In a shocking decision, the NLRB recently ruled that the Carpenters Union did not violate Section 8(b)(1)(A) of the NLRA when it infiltrated a non-union contractor’s job site, videotaped non-union employees, and then posted the edited video on YouTube.

In Metropolitan Regional Council of Carpenters (Forcine Concrete), the Board addressed  an unfair labor charge based upon a YouTube video that showed the Union Representatives, who were disguised as “Inspectors,” asking questions of Hispanic employees of the non-union firm regarding their immigration status, how long they worked for the contractor, and how much they were paid.  The video was viewed 28,961 times and received 211 comments.  Later, the Carpenters Union linked the YouTube video to its Facebook page.

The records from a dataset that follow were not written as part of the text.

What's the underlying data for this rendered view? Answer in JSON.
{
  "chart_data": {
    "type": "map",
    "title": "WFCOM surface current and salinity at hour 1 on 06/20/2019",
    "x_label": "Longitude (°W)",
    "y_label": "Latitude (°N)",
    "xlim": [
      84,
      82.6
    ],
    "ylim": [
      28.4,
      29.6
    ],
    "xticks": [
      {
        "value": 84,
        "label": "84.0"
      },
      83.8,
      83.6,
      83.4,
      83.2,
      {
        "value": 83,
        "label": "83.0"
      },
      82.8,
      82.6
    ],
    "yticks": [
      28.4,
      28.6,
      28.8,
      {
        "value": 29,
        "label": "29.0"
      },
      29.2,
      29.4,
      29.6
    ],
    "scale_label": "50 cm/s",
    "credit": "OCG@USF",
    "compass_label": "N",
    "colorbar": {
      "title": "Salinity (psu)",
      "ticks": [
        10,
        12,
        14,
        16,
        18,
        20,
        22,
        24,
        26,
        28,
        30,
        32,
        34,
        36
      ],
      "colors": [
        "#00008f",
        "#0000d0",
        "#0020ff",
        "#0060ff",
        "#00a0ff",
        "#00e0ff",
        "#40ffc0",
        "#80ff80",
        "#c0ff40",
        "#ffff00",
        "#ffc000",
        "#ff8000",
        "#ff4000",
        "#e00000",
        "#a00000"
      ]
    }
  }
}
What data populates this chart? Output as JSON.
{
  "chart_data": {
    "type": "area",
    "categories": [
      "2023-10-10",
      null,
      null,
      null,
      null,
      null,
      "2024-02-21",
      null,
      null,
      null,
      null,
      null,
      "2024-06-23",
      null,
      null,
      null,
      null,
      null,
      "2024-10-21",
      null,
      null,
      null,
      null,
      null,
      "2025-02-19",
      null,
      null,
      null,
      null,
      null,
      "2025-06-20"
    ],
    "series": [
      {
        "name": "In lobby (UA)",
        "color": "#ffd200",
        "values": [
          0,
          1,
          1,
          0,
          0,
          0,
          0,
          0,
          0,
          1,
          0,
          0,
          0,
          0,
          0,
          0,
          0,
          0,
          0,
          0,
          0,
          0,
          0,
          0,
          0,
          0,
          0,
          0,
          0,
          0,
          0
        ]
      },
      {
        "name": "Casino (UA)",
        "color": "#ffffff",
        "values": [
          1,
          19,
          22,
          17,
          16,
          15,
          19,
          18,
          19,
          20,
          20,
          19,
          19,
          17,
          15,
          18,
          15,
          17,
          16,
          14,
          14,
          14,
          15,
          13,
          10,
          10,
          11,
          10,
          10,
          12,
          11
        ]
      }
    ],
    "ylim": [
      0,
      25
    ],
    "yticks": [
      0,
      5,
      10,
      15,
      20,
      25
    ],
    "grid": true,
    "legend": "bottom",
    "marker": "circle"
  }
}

Although the Administrative Law Judge found that the video showed that the Union “questioning was done in a very intimidating manner” and prevented the non-union firm’s men from working, he ruled that the Carpenters Union did not violate the employees’ Section 7 rights.  Curiously, the Judge ruled that while the employees were undoubtedly restrained and coerced they were not restrained and coerced in exercise of their Section 7 rights.

The ALJ ruled that Section 7 protects an employee’s right to both engage in or refrain from certain conduct.  The Judge ruled that in order to refrain from certain conduct “employees must be presented with a choice as to whether to engage in activity or not.”  Here, the Judge found that the workers were not confronted with a choice to engage in activity or not.

While the Union’s actions may not be a Section 8(b(1)(A) violation, how about 8(b)(4)?  Clearly the purpose of the union video tapping the Hispanic employees was to encourage those individuals to refuse to work for the non-union employer. This decision is another victory for unions and the questionable tactics often employed by organized labor and one that merit based firms and neutral secondary employers should obvously be concerned about.